Today society is oversimplifying our language — ignoring grammatical structures, changing spelling, vaporizing concepts, truncating words, clouding connotations. We are losing our complex thought to that of the oversimplified and can no longer do what we cannot describe. Because language controls thought. Language controls all concepts and beliefs. It controls what we as humans can fathom. As once said by philosopher Wilhelm von Humboldt, “The diversity of languages is not a diversity of signs and sounds but a diversity of views of the world.”
This concept of the inability to think what cannot be said has been pushing its way into our culture since the time of Immanuel Kant. Kant was known as neither an empiricist nor a rationalist but as a philosopher who balanced the two parties of thought. He believed that one’s senses played a major part in helping to understand one’s environment, but at the same time there were “certain conditions” in the human mind that are contributive to our conception of the world. The limitations of one’s mind limits the scope of one’s understanding.
It is like wearing colored lenses: The tint shades your world and determines how you perceive it. Culture is no different. The principle of linguistic relativity states that because of the varying cultural concepts within different languages, thinking is affected in such a way that two people who speak different languages will behave differently. Culture has developed around what is known, what has been experienced, and what can be expressed in language.
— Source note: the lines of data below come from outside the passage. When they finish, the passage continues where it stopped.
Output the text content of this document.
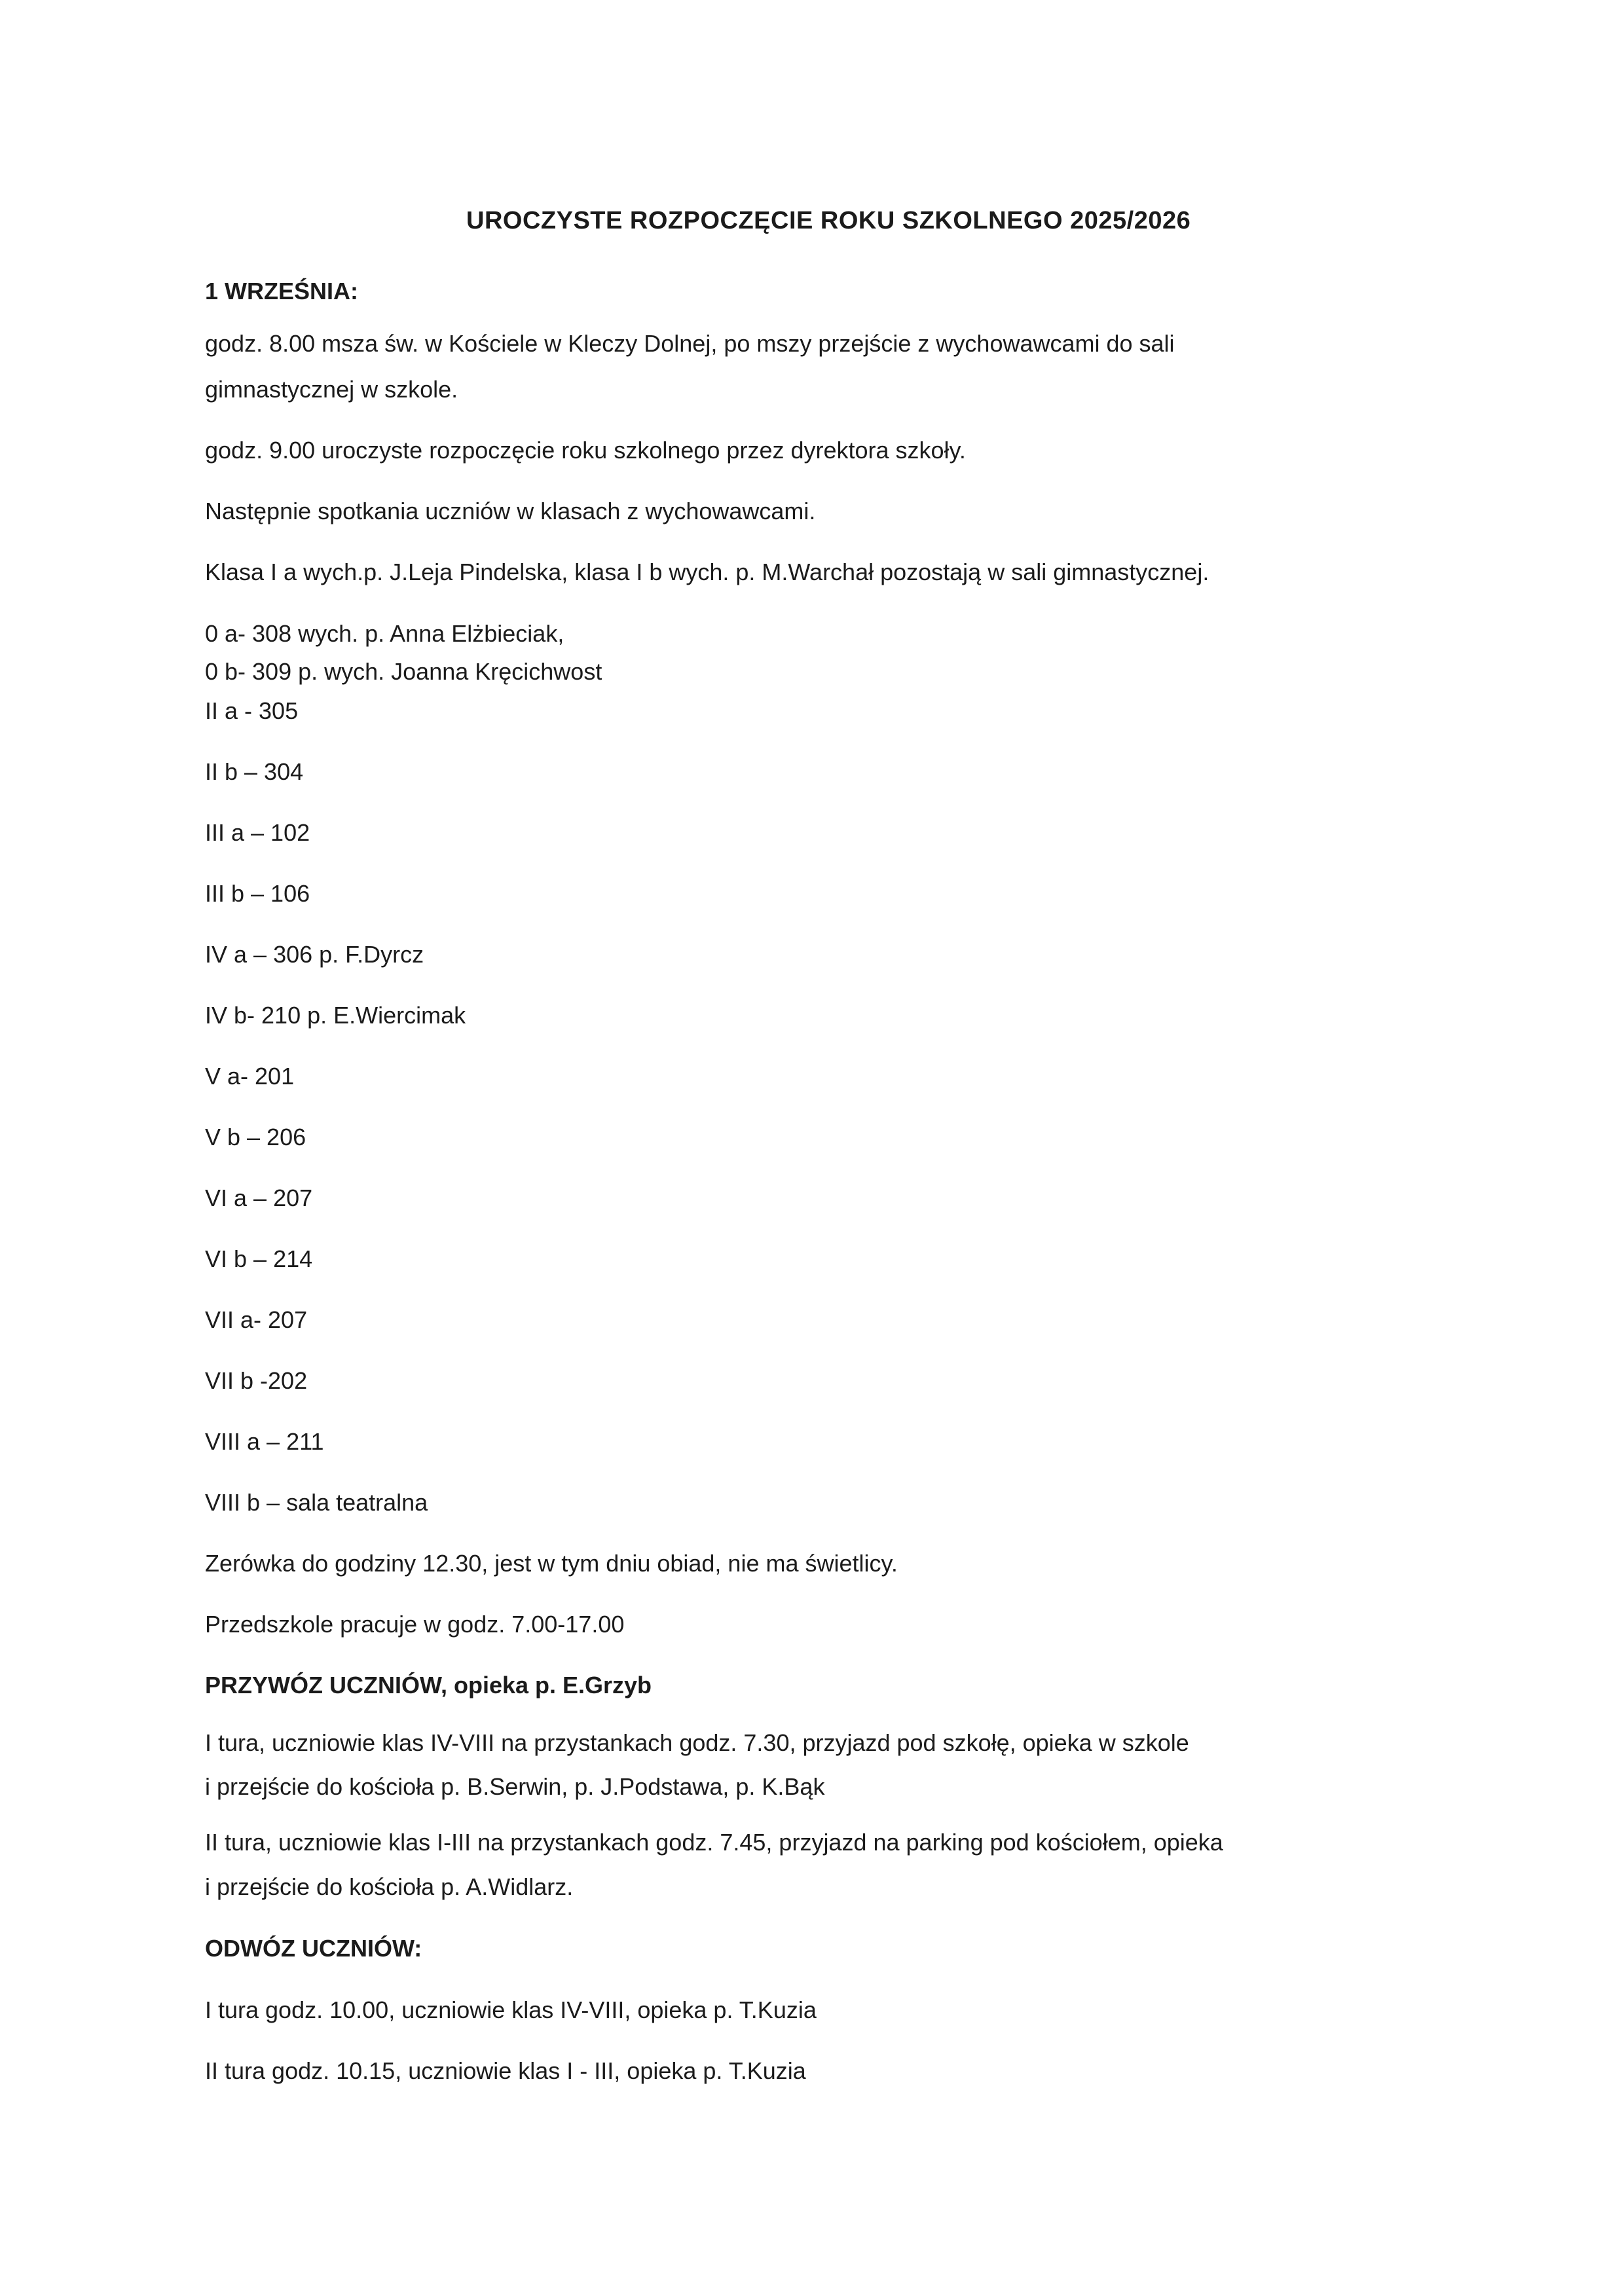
UROCZYSTE ROZPOCZĘCIE ROKU SZKOLNEGO 2025/2026

1 WRZEŚNIA:

godz. 8.00 msza św. w Kościele w Kleczy Dolnej, po mszy przejście z wychowawcami do sali

gimnastycznej w szkole.

godz. 9.00 uroczyste rozpoczęcie roku szkolnego przez dyrektora szkoły.

Następnie spotkania uczniów w klasach z wychowawcami.

Klasa I a wych.p. J.Leja Pindelska, klasa I b wych. p. M.Warchał pozostają w sali gimnastycznej.

0 a- 308 wych. p. Anna Elżbieciak,

0 b- 309 p. wych. Joanna Kręcichwost

II a - 305

II b – 304

III a – 102

III b – 106

IV a – 306 p. F.Dyrcz

IV b- 210 p. E.Wiercimak

V a- 201

V b – 206

VI a – 207

VI b – 214

VII a- 207

VII b -202

VIII a – 211

VIII b – sala teatralna

Zerówka do godziny 12.30, jest w tym dniu obiad, nie ma świetlicy.

Przedszkole pracuje w godz. 7.00-17.00

PRZYWÓZ UCZNIÓW, opieka p. E.Grzyb

I tura, uczniowie klas IV-VIII na przystankach godz. 7.30, przyjazd pod szkołę, opieka w szkole

i przejście do kościoła p. B.Serwin, p. J.Podstawa, p. K.Bąk

II tura, uczniowie klas I-III na przystankach godz. 7.45, przyjazd na parking pod kościołem, opieka

i przejście do kościoła p. A.Widlarz.

ODWÓZ UCZNIÓW:

I tura godz. 10.00, uczniowie klas IV-VIII, opieka p. T.Kuzia

II tura godz. 10.15, uczniowie klas I - III, opieka p. T.Kuzia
The power of language is said to be immense, even if language becomes more simplified. “To communicate effectively, speakers must also conceptualize their own experience in terms of the concepts that speakers habitually apply to their own experiences,” writes anthropologist Sean O’Neill in “Cultural Contact and Linguistic Relativity Among the Indians of Northwestern California.” Language plays a fundamental role in the development of thought and, in communities such as those of Northwestern Indians, a fundamental role also in the development of beliefs and culture.
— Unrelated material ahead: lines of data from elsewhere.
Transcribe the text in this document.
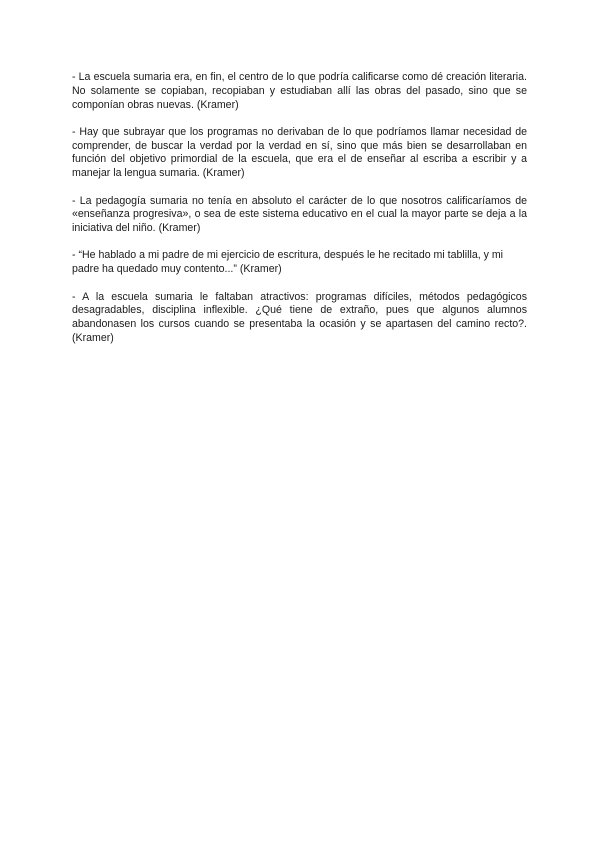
- La escuela sumaria era, en fin, el centro de lo que podría calificarse como dé creación literaria. No solamente se copiaban, recopiaban y estudiaban allí las obras del pasado, sino que se componían obras nuevas. (Kramer)

- Hay que subrayar que los programas no derivaban de lo que podríamos llamar necesidad de comprender, de buscar la verdad por la verdad en sí, sino que más bien se desarrollaban en función del objetivo primordial de la escuela, que era el de enseñar al escriba a escribir y a manejar la lengua sumaria. (Kramer)

- La pedagogía sumaria no tenía en absoluto el carácter de lo que nosotros calificaríamos de «enseñanza progresiva», o sea de este sistema educativo en el cual la mayor parte se deja a la iniciativa del niño. (Kramer)

- “He hablado a mi padre de mi ejercicio de escritura, después le he recitado mi tablilla, y mi padre ha quedado muy contento...” (Kramer)

- A la escuela sumaria le faltaban atractivos: programas difíciles, métodos pedagógicos desagradables, disciplina inflexible. ¿Qué tiene de extraño, pues que algunos alumnos abandonasen los cursos cuando se presentaba la ocasión y se apartasen del camino recto?. (Kramer)
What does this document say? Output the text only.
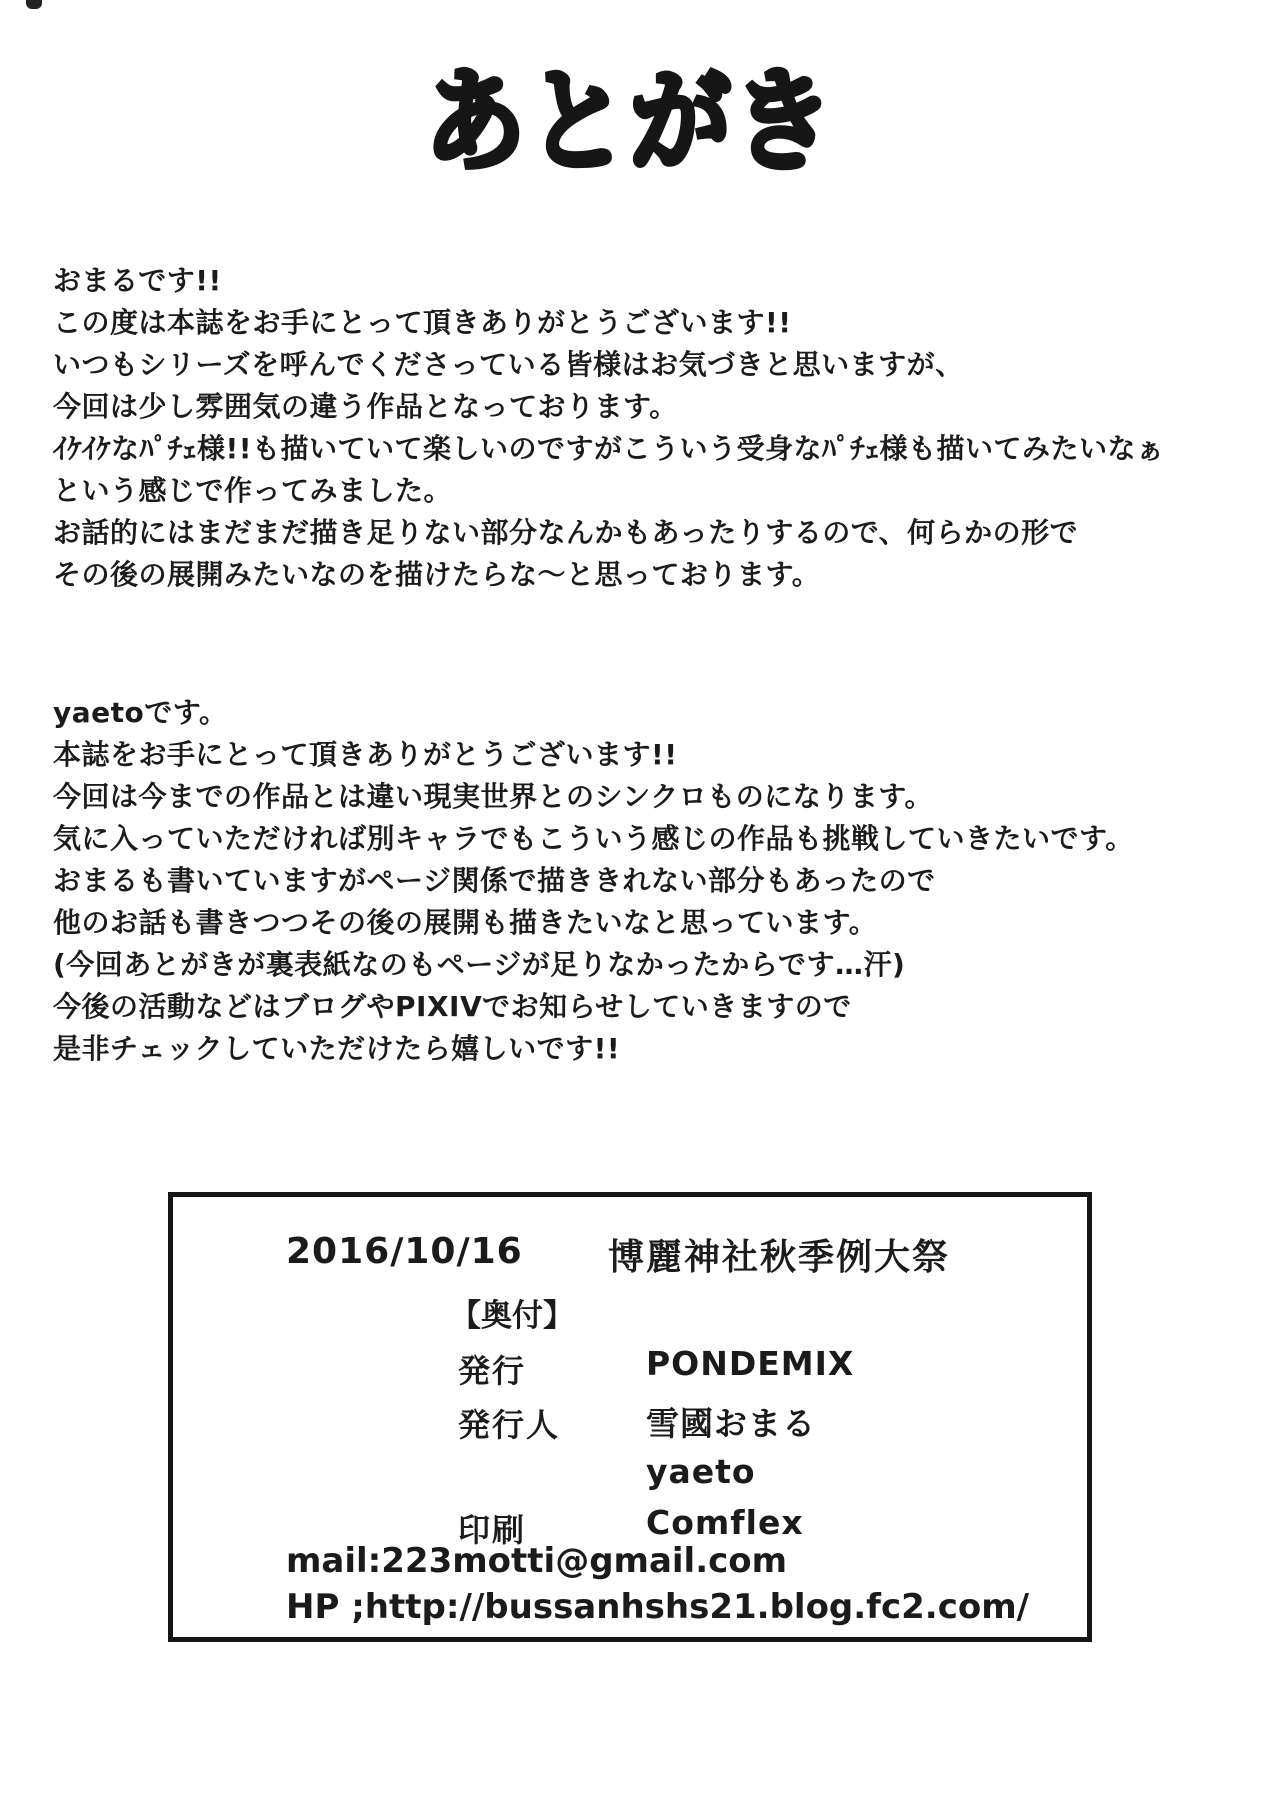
あとがき
おまるです!!
この度は本誌をお手にとって頂きありがとうございます!!
いつもシリーズを呼んでくださっている皆様はお気づきと思いますが、
今回は少し雰囲気の違う作品となっております。
ｲｹｲｹなﾊﾟﾁｪ様!!も描いていて楽しいのですがこういう受身なﾊﾟﾁｪ様も描いてみたいなぁ
という感じで作ってみました。
お話的にはまだまだ描き足りない部分なんかもあったりするので、何らかの形で
その後の展開みたいなのを描けたらな〜と思っております。
yaetoです。
本誌をお手にとって頂きありがとうございます!!
今回は今までの作品とは違い現実世界とのシンクロものになります。
気に入っていただければ別キャラでもこういう感じの作品も挑戦していきたいです。
おまるも書いていますがページ関係で描ききれない部分もあったので
他のお話も書きつつその後の展開も描きたいなと思っています。
(今回あとがきが裏表紙なのもページが足りなかったからです…汗)
今後の活動などはブログやPIXIVでお知らせしていきますので
是非チェックしていただけたら嬉しいです!!
2016/10/16 博麗神社秋季例大祭
【奥付】
発行	PONDEMIX
発行人	雪國おまる
yaeto
印刷	Comflex
mail:223motti@gmail.com
HP ;http://bussanhshs21.blog.fc2.com/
Without words that specifically denote a concept, the concept does not exist in the mind. In the world that George Orwell created for Winston Smith in “Nineteen Eighty-Four,” Syme develops Newspeak, a language that puts constraints on its vocabulary so no radical thoughts are possible. This entails that for every word, all synonyms and antonyms are expunged so that there cannot be any imagination in word choice. Next, all negative words are erased, because the primary purpose of such a language is to harness power, to make the people obedient to a point where the only answer is “Yes.”
Eventually, according to Syme, all abstract words would be gone, and there would be no ability to formulate concepts such as “freedom” or “rebellion.” The obliteration of such words makes ideas of “rebellion” and “justice” unfathomable. Even if one understands the definition or translation of a word, one can never think in that way because it is so foreign to one’s understanding. Without the word “freedom” there can be no freedom, because there is no such thing as freedom. That label does not correspond to any experience. Thus, the totalitarian government in “Nineteen Eighty-Four” cements its control. Similar strategies are being employed by governments around the world today.
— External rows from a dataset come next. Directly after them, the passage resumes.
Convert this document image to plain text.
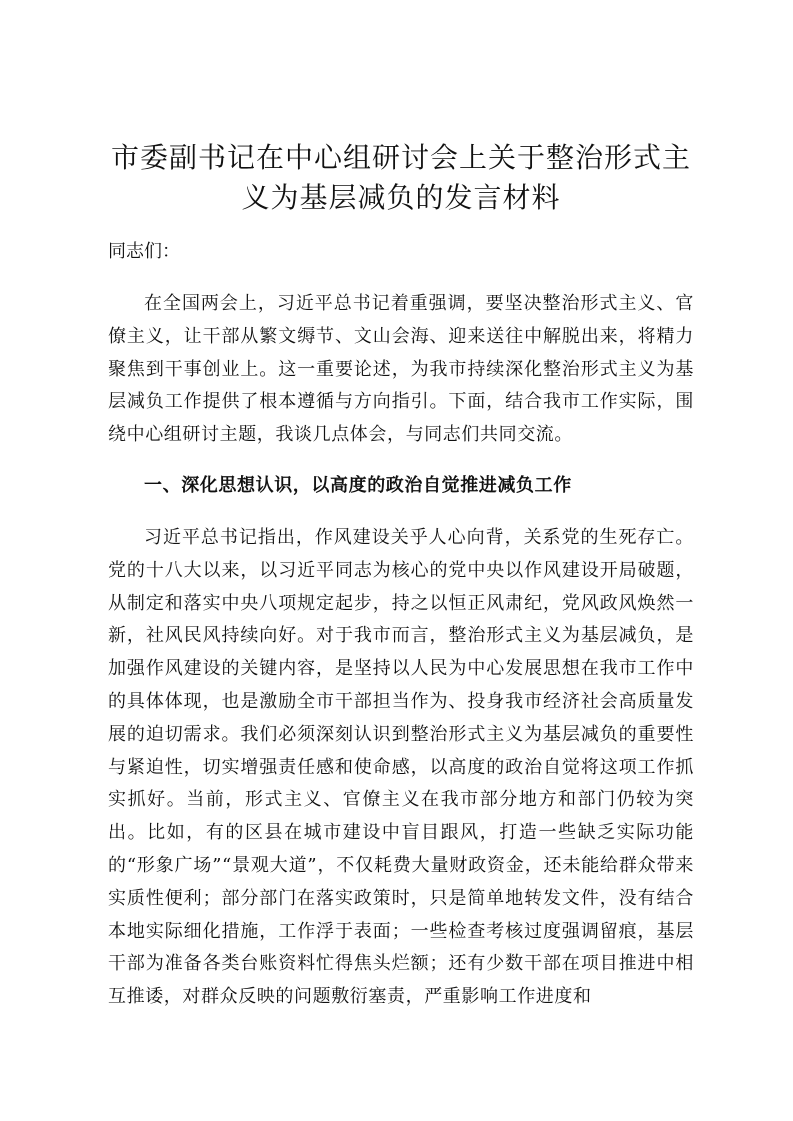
市委副书记在中心组研讨会上关于整治形式主义为基层减负的发言材料

同志们：

在全国两会上，习近平总书记着重强调，要坚决整治形式主义、官僚主义，让干部从繁文缛节、文山会海、迎来送往中解脱出来，将精力聚焦到干事创业上。这一重要论述，为我市持续深化整治形式主义为基层减负工作提供了根本遵循与方向指引。下面，结合我市工作实际，围绕中心组研讨主题，我谈几点体会，与同志们共同交流。

一、深化思想认识，以高度的政治自觉推进减负工作

习近平总书记指出，作风建设关乎人心向背，关系党的生死存亡。党的十八大以来，以习近平同志为核心的党中央以作风建设开局破题，从制定和落实中央八项规定起步，持之以恒正风肃纪，党风政风焕然一新，社风民风持续向好。对于我市而言，整治形式主义为基层减负，是加强作风建设的关键内容，是坚持以人民为中心发展思想在我市工作中的具体体现，也是激励全市干部担当作为、投身我市经济社会高质量发展的迫切需求。我们必须深刻认识到整治形式主义为基层减负的重要性与紧迫性，切实增强责任感和使命感，以高度的政治自觉将这项工作抓实抓好。当前，形式主义、官僚主义在我市部分地方和部门仍较为突出。比如，有的区县在城市建设中盲目跟风，打造一些缺乏实际功能的“形象广场”“景观大道”，不仅耗费大量财政资金，还未能给群众带来实质性便利；部分部门在落实政策时，只是简单地转发文件，没有结合本地实际细化措施，工作浮于表面；一些检查考核过度强调留痕，基层干部为准备各类台账资料忙得焦头烂额；还有少数干部在项目推进中相互推诿，对群众反映的问题敷衍塞责，严重影响工作进度和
Our governments and leaders have tried to create the illusion that Newspeak does give us the ability to think conceptually and make rational connections. But this is not the case. For instance, Newspeak allows us to talk ill of certain people or beliefs, but restricts the number of ways in which that rancor can be expressed. In Oceania, it would have been possible to say “Big Brother is ungood,” but the words necessary to explain why would not be available. Newspeak can only succeed if and only if thought is dictated by words.
In a study done by Benjamin Lee Whorf, a notable linguist who, along with his mentor, Sapir, helped coin the Sapir-Whorf hypothesis on linguistic determinism (language determines thought) and linguistic relativity (difference in language explains difference in thought), the language of the North American Hopi tribe was examined. It was found that the language has “mass noun and not many specific words.” Therefore, anything that flies has one word, whether it be an insect or a plane, and anything that does not have a form by which to group it does not exist. More specifically, Whorf looked at the Hopi concept of time, which has no nouns, but adverbs. To them, it is simply summer when it is hot, and winter when it is cold. Time is a cycle, not a definite block; it is just the act of “getting later.”